Fullerton College Fine Arts faculty have hope for the future of arts education through hybrid learning and continue to reflect on the challenges and lessons learned from two-and-a-half semesters of distance learning.
While most professors agreed that Zoom classes could never fully replicate the experience of singing in a choir, acting with a cast, or sculpting in a classroom, the artwork produced far exceeded their expectations.
“The students rose up to the challenge considering where they were working at home, on what surfaces they’re working on and what technology they were using. They were still able to produce some amazing, stunning artworks,” said Carl “Klutch” Stanaway, professor of sculpture and 3-D artwork.
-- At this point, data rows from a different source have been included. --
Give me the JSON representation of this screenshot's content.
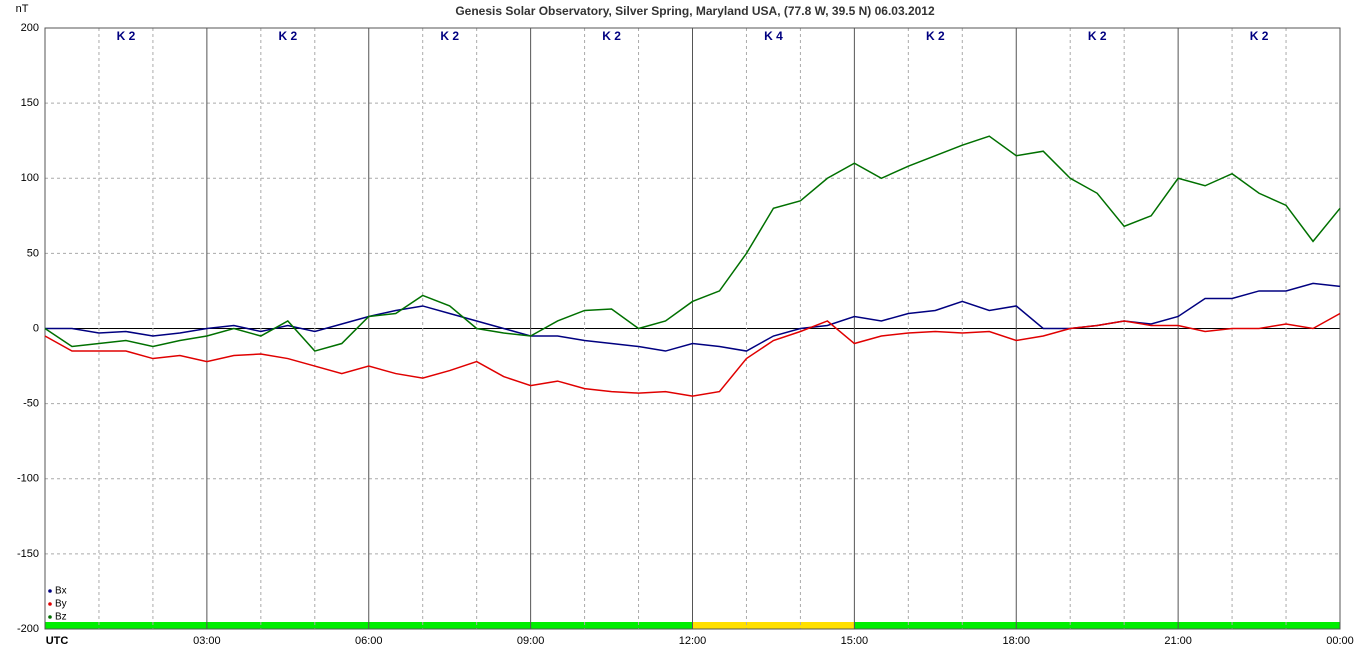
{
  "chart_data": {
    "type": "line",
    "title": "Genesis Solar Observatory, Silver Spring, Maryland USA, (77.8 W, 39.5 N)  06.03.2012",
    "y_label": "nT",
    "x": [
      0,
      0.5,
      1,
      1.5,
      2,
      2.5,
      3,
      3.5,
      4,
      4.5,
      5,
      5.5,
      6,
      6.5,
      7,
      7.5,
      8,
      8.5,
      9,
      9.5,
      10,
      10.5,
      11,
      11.5,
      12,
      12.5,
      13,
      13.5,
      14,
      14.5,
      15,
      15.5,
      16,
      16.5,
      17,
      17.5,
      18,
      18.5,
      19,
      19.5,
      20,
      20.5,
      21,
      21.5,
      22,
      22.5,
      23,
      23.5,
      24
    ],
    "xlim": [
      0,
      24
    ],
    "xticks": [
      {
        "value": 0,
        "label": "UTC"
      },
      {
        "value": 3,
        "label": "03:00"
      },
      {
        "value": 6,
        "label": "06:00"
      },
      {
        "value": 9,
        "label": "09:00"
      },
      {
        "value": 12,
        "label": "12:00"
      },
      {
        "value": 15,
        "label": "15:00"
      },
      {
        "value": 18,
        "label": "18:00"
      },
      {
        "value": 21,
        "label": "21:00"
      },
      {
        "value": 24,
        "label": "00:00"
      }
    ],
    "ylim": [
      -200,
      200
    ],
    "yticks": [
      -200,
      -150,
      -100,
      -50,
      0,
      50,
      100,
      150,
      200
    ],
    "grid": true,
    "legend": "bottom-left",
    "series": [
      {
        "name": "Bx",
        "color": "#000080",
        "values": [
          0,
          0,
          -3,
          -2,
          -5,
          -3,
          0,
          2,
          -2,
          2,
          -2,
          3,
          8,
          12,
          15,
          10,
          5,
          0,
          -5,
          -5,
          -8,
          -10,
          -12,
          -15,
          -10,
          -12,
          -15,
          -5,
          0,
          2,
          8,
          5,
          10,
          12,
          18,
          12,
          15,
          0,
          0,
          2,
          5,
          3,
          8,
          20,
          20,
          25,
          25,
          30,
          28
        ]
      },
      {
        "name": "By",
        "color": "#e00000",
        "values": [
          -5,
          -15,
          -15,
          -15,
          -20,
          -18,
          -22,
          -18,
          -17,
          -20,
          -25,
          -30,
          -25,
          -30,
          -33,
          -28,
          -22,
          -32,
          -38,
          -35,
          -40,
          -42,
          -43,
          -42,
          -45,
          -42,
          -20,
          -8,
          -2,
          5,
          -10,
          -5,
          -3,
          -2,
          -3,
          -2,
          -8,
          -5,
          0,
          2,
          5,
          2,
          2,
          -2,
          0,
          0,
          3,
          0,
          10
        ]
      },
      {
        "name": "Bz",
        "color": "#007000",
        "values": [
          0,
          -12,
          -10,
          -8,
          -12,
          -8,
          -5,
          0,
          -5,
          5,
          -15,
          -10,
          8,
          10,
          22,
          15,
          0,
          -3,
          -5,
          5,
          12,
          13,
          0,
          5,
          18,
          25,
          50,
          80,
          85,
          100,
          110,
          100,
          108,
          115,
          122,
          128,
          115,
          118,
          100,
          90,
          68,
          75,
          100,
          95,
          103,
          90,
          82,
          58,
          80
        ]
      }
    ],
    "k_index": {
      "labels": [
        "K 2",
        "K 2",
        "K 2",
        "K 2",
        "K 4",
        "K 2",
        "K 2",
        "K 2"
      ],
      "colors": [
        "#00ee00",
        "#00ee00",
        "#00ee00",
        "#00ee00",
        "#ffe000",
        "#00ee00",
        "#00ee00",
        "#00ee00"
      ]
    }
  }
}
On one hand, the move to distance education created a more balanced environment for Fullerton College students whose class schedules conflicted with work or childcare. Stanaway noted that there are now thousands of hours of recorded arts instruction available as a resource thanks to distance learning.
On the other hand, lack of internet access, poor technology and the absence of privacy within crowded homes were listed as barriers to student success.
“There are some students who are stuck at home in abusive situations that they are trapped in, and I don’t know how much more protected they are from COVID by being at home as opposed to on a safe, regulated, mitigated campus with masking,” said Nicola Dedmon, director of choral studies.
Michael Mueller, professor of acting, performance and theater made note of the difficulties his students have performing vocal warmups at 8 a.m. For students who live inside crowded homes or apartments with noise regulations, performing and practicing comfortably became a challenge.
The dean of Fine Arts John Tebay said that the arts department can not survive without some in-person instruction. Thus, Fullerton College made the decision to allow some classes to return in-person this semester.
Stanaway’s cast metal class was one of two classes in the art department to return in-person with promising, albeit still limiting, results. The six feet distance requirement made it difficult to provide students with the hands-on learning needed when working with small pieces that call for attention to detail.
Temperature checks and self-assessment forms are required daily on campus and those allowed to attend class wore ribbons to indicate they were screened.
Tebay said that the administration is currently planning to be in-person for the fall semester and that no one will be required to come to campus if they do not feel safe.
While the future of COVID-19 remains uncertain, faculty members expressed confidence in the department’s ability to endure future shutdowns.
Art History Professor Kristin Mihaylovich said, “Not only as faculty have we become more adaptable, but this generation of learners will come to be more adaptable, more flexible, probably more resilient as well.”